Beliau bertanya lagi, “Apabila manusia sedang menerima catatan amal perbuatan mereka, lalu engkau tidak mengetahui apakah akan menerimanya dengan tangan kanan atau dengan tangan kiri, apakah engkau suka bila sekarang kupenuhi keinginanmu?” Si wanita menjawab, “Tentu tidak.” Beliau berujar, “Bagus, engkau telah menjawabnya dengan jujur.”

Beliau bertanya lagi, “Apabila engaku sedang berdiri di hadapan Allah untuk ditanya, apakah engkau suka bila sekarang kupenuhi keinginanmu?” Si wanita menjawab, “Tentu tidak.” Beliau berujar, “Bagus, engkau telah menjawabnya dengan jujur.”

Beliau lalu berujar, “Bertakwalah kepada Allah. Sesungguhnya Allah telah memberi karuniaNya kepadamu dan telah berbuat baik kepadamu.” Ibnul Faraj menveritakan, “Maka wanita itupun pulang ke rumah menemui suaminya. Si suami bertanya, “Apa yang telah engkau perbuat?” si istri menjawab, “Sungguh engkau ini pengangguran (kurang ibadah) dan kita semuanya pengangguran.” Setelah itu si istri menjadi giat sekali melaksanakan shalat, shaum, dan ibadah-ibadah lain. Konon si suami sampai berkata, “Apa yang terjadi antara aku dengan Ubaid?
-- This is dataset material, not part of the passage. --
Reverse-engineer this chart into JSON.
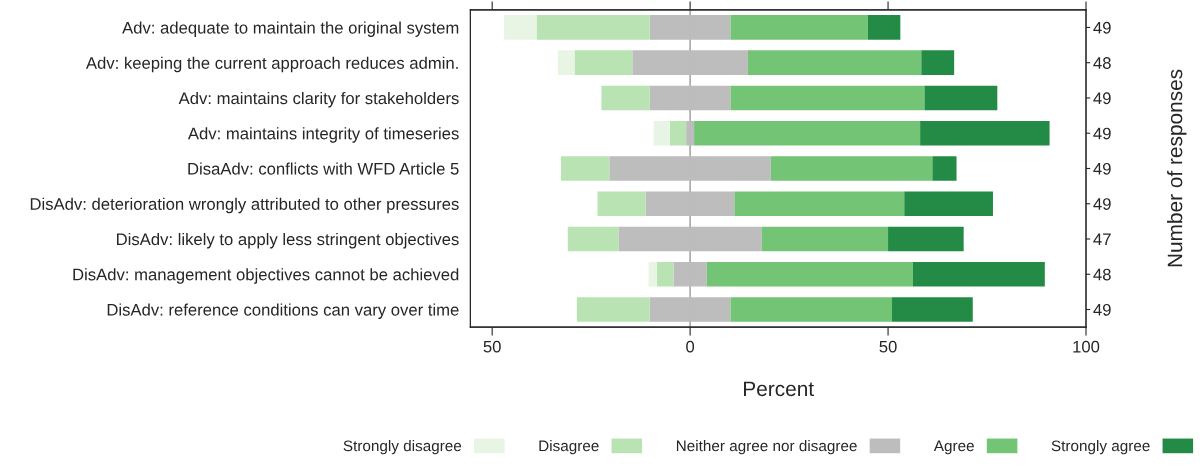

Ia telah merubah istriku. Dahulu setiap malam bagi kami bagaikan malam pengantin, sekarang ia telah berubah menjadi pendeta (ahli ibadah). (Raudhatul Muhibbin wa Nuzhatul Musytaqin, Ibnul Qayyim, hal. 340)

Sungguh, fitnah wanita termasuk cobaan terbesar dan paling mengerikan bagi kaum Adam. Karena wanita, dua orang laki-laki berkelahi. Lantaran wanita, dua kubu saling bermusuhan dan saling serang. Oleh sebab wanita, darah begitu murah dan mudah diguyurkan. Karena wanita, seorang dapat terjatuh dalam jurang kemaksiatan. Bahkan, karena wanita, si cerdas yang baik dapat berubah menjadi dungu dan liar.

Semoga Allah memberikan petunjuk kepada wanita-wanita muslimat kepada jalan yang lurus, dan menjadikan keluarga, sahabat, saudara, tetangga, serta masyarakat kita, baik laki-laki maupun wanita, menjadi Muslim dan Muslimah yang taat terhadap ajaran agama. Amin.